Ce projet donnant lieu à recevoir des personnes intéressées, un engagement souscrit de leur sacrifice sur la classification et ouverture de chemin dont sagit, j'ai à cet effet ouvert ["à cet effet" redit une 2ième fois] un registre, au secrétariat de la mairie, lequel résulte, qui vu l'état de détresse et la très modique consistance des biens jouis par les dénommés dans le rapport de Mr l'agent voyer, aucun d'eux est hors des moyens de faire une concession ["abandon" rayé] gratuite du terrain à eux appartenant, moins encore la confection en tout ou en partie des chemins sur la propriété abandonnée, ni un versement pécuniaire ce que tous autres habitants n'ont point aussi fait dans ce dernier(?). Mr le maire expose néanmoins, qui quoi que le projet de ce chemin de grande communication ne soit hors de toute utilité à la commune, en ce que l'industrie des habitants ne les appelle point dans aucune des contrées désignées dans le rapport prémentionné, il serait cependant avantageux que ce plan reçut son exécution, pour l'utilité publique, et que dans ce dernier cas il invite le conseil à délibérer et donner son avis.

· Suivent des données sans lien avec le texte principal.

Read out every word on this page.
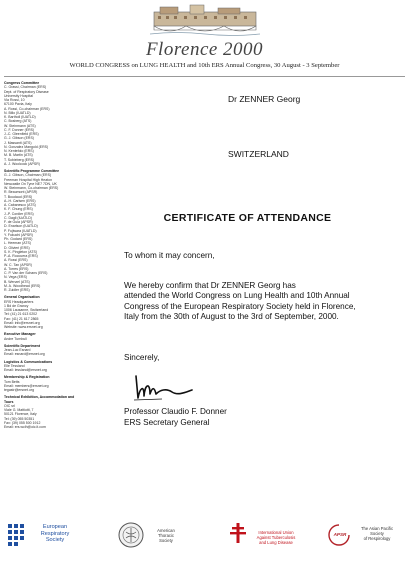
Florence 2000
WORLD CONGRESS on LUNG HEALTH and 10th ERS Annual Congress, 30 August - 3 September
Congress Committee
C. Grassi, Chairman (ERS)
Dept. of Respiratory Disease
University Hospital
Via Rossi, 10
67100 Pavia, Italy
A. Rossi, Co-chairman (ERS)
N. Billo (IUATLD)
K. Bartholl (IUATLD)
C. Bosberg (ATS)
W. Steinmann (ATS)
C. F. Donner (ERS)
J.-C. Gleenfield (ERS)
G. J. Gibson (ERS)
J. Massanti (ATS)
N. Gonzalez Mangold (ERS)
N. Kentefolo (ERS)
M. B. Martin (ATS)
T. Sobieberg (ERS)
A. J. Woolcock (APSR)
Scientific Programme Committee
G. J. Gibson, Chairman (ERS)
Freeman Hospital High Heaton
Newcastle On Tyne NE7 7DN, UK
W. Steinmann, Co-chairman (ERS)
R. Beaumont (APSR)
T. Boudaud (ERS)
A.-H. Carlsen (ERS)
A. Cabanesco (ATS)
K. F. Chung (ERS)
J.-P. Cordier (ERS)
C. Dagli (IUATLD)
F. de Guia (APSR)
D. Enarlson (IUATLD)
P. Fujiwara (IUATLD)
Y. Fukuchi (APSR)
Ph. Godard (ERS)
L. Heeman (ATS)
D. Olivieri (ERS)
S. K. Pingleton (ATS)
P.-A. Roccuera (ERS)
A. Rossi (ERS)
W. C. Tan (APSR)
A. Torres (ERS)
C. P. Van der Schans (ERS)
N. Vega (ERS)
B. Wenzel (ATS)
M. A. Woodhead (ERS)
R. Zuidler (ERS)
General Organisation
ERS Headquarters
1 Bd de Grancy
1006 Lausanne, Switzerland
Tel: (41) 21 613 0202
Fax: (41) 21 617 2865
Email: info@ersnet.org
Website: www.ersnet.org
Executive Manager
Andre Turnbull
Scientific Department
Jean-Luc Esnard
Email: esnard@ersnet.org
Logistics & Communications
Elle Tessland
Email: lessland@ersnet.org
Membership & Registration
Tom Betts
Email: members@ersnet.org
tegastr@ersnet.org
Technical Exhibition, Accommodation and Tours
OIC srl
Viale G. Mattiotti, 7
50121 Florence, Italy
Tel: (39) 055 50351
Fax: (39) 055 500 1912
Email: ers.wclh@oic.it.com
Dr ZENNER Georg
SWITZERLAND
CERTIFICATE OF ATTENDANCE
To whom it may concern,
We hereby confirm that Dr ZENNER Georg has
attended the World Congress on Lung Health and 10th Annual
Congress of the European Respiratory Society held in Florence,
Italy from the 30th of August to the 3rd of September, 2000.
Sincerely,
Professor Claudio F. Donner
ERS Secretary General
European
Respiratory
Society
American
Thoracic
Society
International Union
Against Tuberculosis
and Lung Disease
APSR
The Asian Pacific
Society
of Respirology
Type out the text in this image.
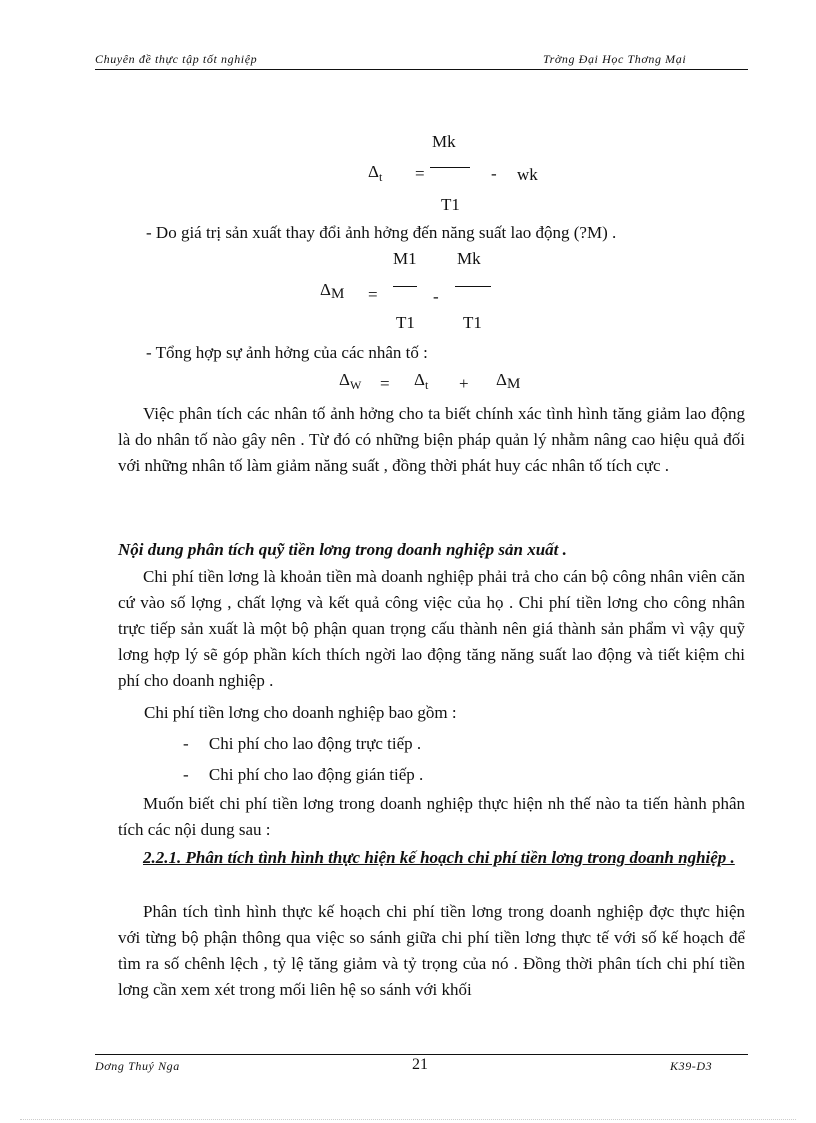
Chuyên đề thực tập tốt nghiệp	Trờng Đại Học Thơng Mại
Mk
$\Delta_t$ =	- wk
T1
- Do giá trị sản xuất thay đổi ảnh hởng đến năng suất lao động (?M) .
M1 Mk
ΔM =	-
T1	T1
- Tổng hợp sự ảnh hởng của các nhân tố :
$\Delta_W = \Delta_t + \Delta M$
Việc phân tích các nhân tố ảnh hởng cho ta biết chính xác tình hình tăng giảm lao động là do nhân tố nào gây nên . Từ đó có những biện pháp quản lý nhằm nâng cao hiệu quả đối với những nhân tố làm giảm năng suất , đồng thời phát huy các nhân tố tích cực .
Nội dung phân tích quỹ tiền lơng trong doanh nghiệp sản xuất .
Chi phí tiền lơng là khoản tiền mà doanh nghiệp phải trả cho cán bộ công nhân viên căn cứ vào số lợng , chất lợng và kết quả công việc của họ . Chi phí tiền lơng cho công nhân trực tiếp sản xuất là một bộ phận quan trọng cấu thành nên giá thành sản phẩm vì vậy quỹ lơng hợp lý sẽ góp phần kích thích ngời lao động tăng năng suất lao động và tiết kiệm chi phí cho doanh nghiệp .
Chi phí tiền lơng cho doanh nghiệp bao gồm :
- Chi phí cho lao động trực tiếp .
- Chi phí cho lao động gián tiếp .
Muốn biết chi phí tiền lơng trong doanh nghiệp thực hiện nh thế nào ta tiến hành phân tích các nội dung sau :
2.2.1. Phân tích tình hình thực hiện kế hoạch chi phí tiền lơng trong doanh nghiệp .
Phân tích tình hình thực kế hoạch chi phí tiền lơng trong doanh nghiệp đợc thực hiện với từng bộ phận thông qua việc so sánh giữa chi phí tiền lơng thực tế với số kế hoạch để tìm ra số chênh lệch , tỷ lệ tăng giảm và tỷ trọng của nó . Đồng thời phân tích chi phí tiền lơng cần xem xét trong mối liên hệ so sánh với khối
Dơng Thuý Nga	21	K39-D3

Le conseil municipal, ouï l'exposé de Mr le maire,
Considérant que les motifs qui donnent lieu aux habitants de cette commune de ne point faire la concession gratuite des terrains à eux appartenant, pour établir le chemin de grande communication de La Fajole à Puilaurens, n'ont d'autre mobile que ceux de leur détresse, et le maintien de leurs possessions, pour n'en jouir que d'un très petit nombre,
Considérant néanmoins, eu égard à l'utilité publique, laquelle est étrangère, ainsi que Mr le maire l'expose, aux habitants de cette commune, que s'il y avait possibilité de dédommager les parties interessées dans la perte de leurs propriétés au prorata du terrain à occuper par ce même établissement, ce serait avec satisfaction que l'exécution en serait ouï,
D'après ce résumé le conseil invite Mr le maire de transmettre cette délibération à Mr le sous-préfet, ainsi que le cahier par lui ouvert au secrétariat de la mairie, pour lui justifier que les causes de la non concession gratuite des terrains, et autres sacrifices de la part de leurs propriétaires, sont tout à fait étrangères à l'insoumission, et qu'elles ne sont dues qu'à des besoins manifestes.
Délibéré à St Martin Lis, les jour, mois et an ci-contre.